Thirumal remembers many memorable moments over the years. “Sivakarthikeyan spent hours taking in a flex banner of Varuthapadatha Valibar Sangam. Also, when Aramm released, for the first time, a massive banner of Nayanthara was put up outside Jothi Theatre in Alandur. The actor was in awe of this banner and stood rooted to the spot,” he says. Nandakumar (known as Poster Nandakumar), the owner of Nandu Poster Publicity, has had his share of encounters with celebrities over the years. “Superstar Rajinikanth has invited me to appreciate my work many times,” he recounts.

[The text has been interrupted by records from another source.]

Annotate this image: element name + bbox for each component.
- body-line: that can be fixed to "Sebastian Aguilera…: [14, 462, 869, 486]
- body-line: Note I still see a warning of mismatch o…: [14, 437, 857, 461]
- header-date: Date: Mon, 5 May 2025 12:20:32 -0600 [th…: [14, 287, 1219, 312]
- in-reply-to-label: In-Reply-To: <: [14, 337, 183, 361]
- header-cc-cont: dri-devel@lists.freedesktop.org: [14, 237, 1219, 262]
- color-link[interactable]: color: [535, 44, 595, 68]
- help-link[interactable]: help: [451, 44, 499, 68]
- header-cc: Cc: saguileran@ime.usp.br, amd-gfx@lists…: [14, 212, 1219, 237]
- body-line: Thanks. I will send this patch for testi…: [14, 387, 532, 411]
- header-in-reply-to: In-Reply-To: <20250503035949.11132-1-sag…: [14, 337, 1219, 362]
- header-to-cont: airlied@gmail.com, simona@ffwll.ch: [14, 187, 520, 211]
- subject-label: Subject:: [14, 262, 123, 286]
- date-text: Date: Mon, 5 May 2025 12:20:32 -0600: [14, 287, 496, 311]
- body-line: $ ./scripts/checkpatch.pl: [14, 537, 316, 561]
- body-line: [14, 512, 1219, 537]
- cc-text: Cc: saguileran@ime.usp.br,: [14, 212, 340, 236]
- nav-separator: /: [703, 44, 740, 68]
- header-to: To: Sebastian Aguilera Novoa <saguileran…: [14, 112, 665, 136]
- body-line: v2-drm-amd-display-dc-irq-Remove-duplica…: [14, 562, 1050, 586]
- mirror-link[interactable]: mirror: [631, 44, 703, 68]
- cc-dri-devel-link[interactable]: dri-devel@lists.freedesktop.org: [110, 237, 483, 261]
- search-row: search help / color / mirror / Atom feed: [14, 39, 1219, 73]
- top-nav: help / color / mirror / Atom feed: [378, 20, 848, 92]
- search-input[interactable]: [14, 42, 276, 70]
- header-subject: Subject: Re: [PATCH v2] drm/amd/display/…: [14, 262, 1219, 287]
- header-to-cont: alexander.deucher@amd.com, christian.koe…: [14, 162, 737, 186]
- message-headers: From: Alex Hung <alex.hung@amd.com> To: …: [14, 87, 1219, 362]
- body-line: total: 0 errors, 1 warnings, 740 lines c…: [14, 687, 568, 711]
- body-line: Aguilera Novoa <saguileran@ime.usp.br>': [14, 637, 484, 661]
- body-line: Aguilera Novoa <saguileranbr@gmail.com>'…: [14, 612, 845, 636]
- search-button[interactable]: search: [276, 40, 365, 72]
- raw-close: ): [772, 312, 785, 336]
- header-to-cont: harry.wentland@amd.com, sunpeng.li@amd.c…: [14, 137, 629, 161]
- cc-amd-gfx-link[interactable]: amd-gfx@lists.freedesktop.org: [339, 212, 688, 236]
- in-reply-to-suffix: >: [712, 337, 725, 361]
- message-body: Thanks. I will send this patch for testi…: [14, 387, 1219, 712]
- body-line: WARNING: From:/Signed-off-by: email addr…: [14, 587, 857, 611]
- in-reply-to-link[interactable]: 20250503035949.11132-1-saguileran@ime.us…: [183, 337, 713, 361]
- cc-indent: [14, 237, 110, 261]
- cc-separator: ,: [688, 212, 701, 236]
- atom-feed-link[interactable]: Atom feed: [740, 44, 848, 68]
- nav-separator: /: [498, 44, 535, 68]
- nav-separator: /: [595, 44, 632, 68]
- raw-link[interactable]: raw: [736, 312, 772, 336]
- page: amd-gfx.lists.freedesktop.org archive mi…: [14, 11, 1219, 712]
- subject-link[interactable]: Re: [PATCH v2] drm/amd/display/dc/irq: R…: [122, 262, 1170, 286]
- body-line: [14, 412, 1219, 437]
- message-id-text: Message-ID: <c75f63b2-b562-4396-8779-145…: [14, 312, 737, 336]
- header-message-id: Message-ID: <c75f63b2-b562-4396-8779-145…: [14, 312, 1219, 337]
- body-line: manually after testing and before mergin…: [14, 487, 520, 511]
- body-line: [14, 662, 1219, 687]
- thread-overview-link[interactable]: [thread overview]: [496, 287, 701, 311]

Despite the pandemic, there’s optimism among both Thirumal and Nandakumar. “Ours is a field with less than 1,000 workers across the State,” the former says, and gets sentimental when asked if there is a fear that many of them could lose their jobs owing to this extended period of cinema inactivity. “We worshipped this business when it gave us plenty,” he says. “It would be wrong to complain about it when it too is suffering.” His faith in cinema is touching and is despite the risk factors involved in the running of his business. “The money we make sometimes depends on the success of the film. Many people pay us only an advance, and when the films fail, never return to pay us the full amount. But we understand,” he says.

Nandakumar may be dealing with a loss running up to lakhs every month, but it’s a business he says he will do for life. “Cinema has given me enough to take care of my workers during this lockdown,” he says. It’s a monopoly almost, he admits, but not one of his own doing. “Earlier, we had ten others like me doing this business, but they have all left this line of work for different reasons. I could well be the only prominent one still in this business,” he says. Thirumal too agrees that this business is oligopolistic. “Our challenge now is to keep our workers motivated and financially secure,” he says.

However, both remain confident that it’s a line of business that will survive the pandemic and lockdowns. “When people are allowed to step out into  the roads again, we will make sure that they are in the presence of decorated walls and towering banners.”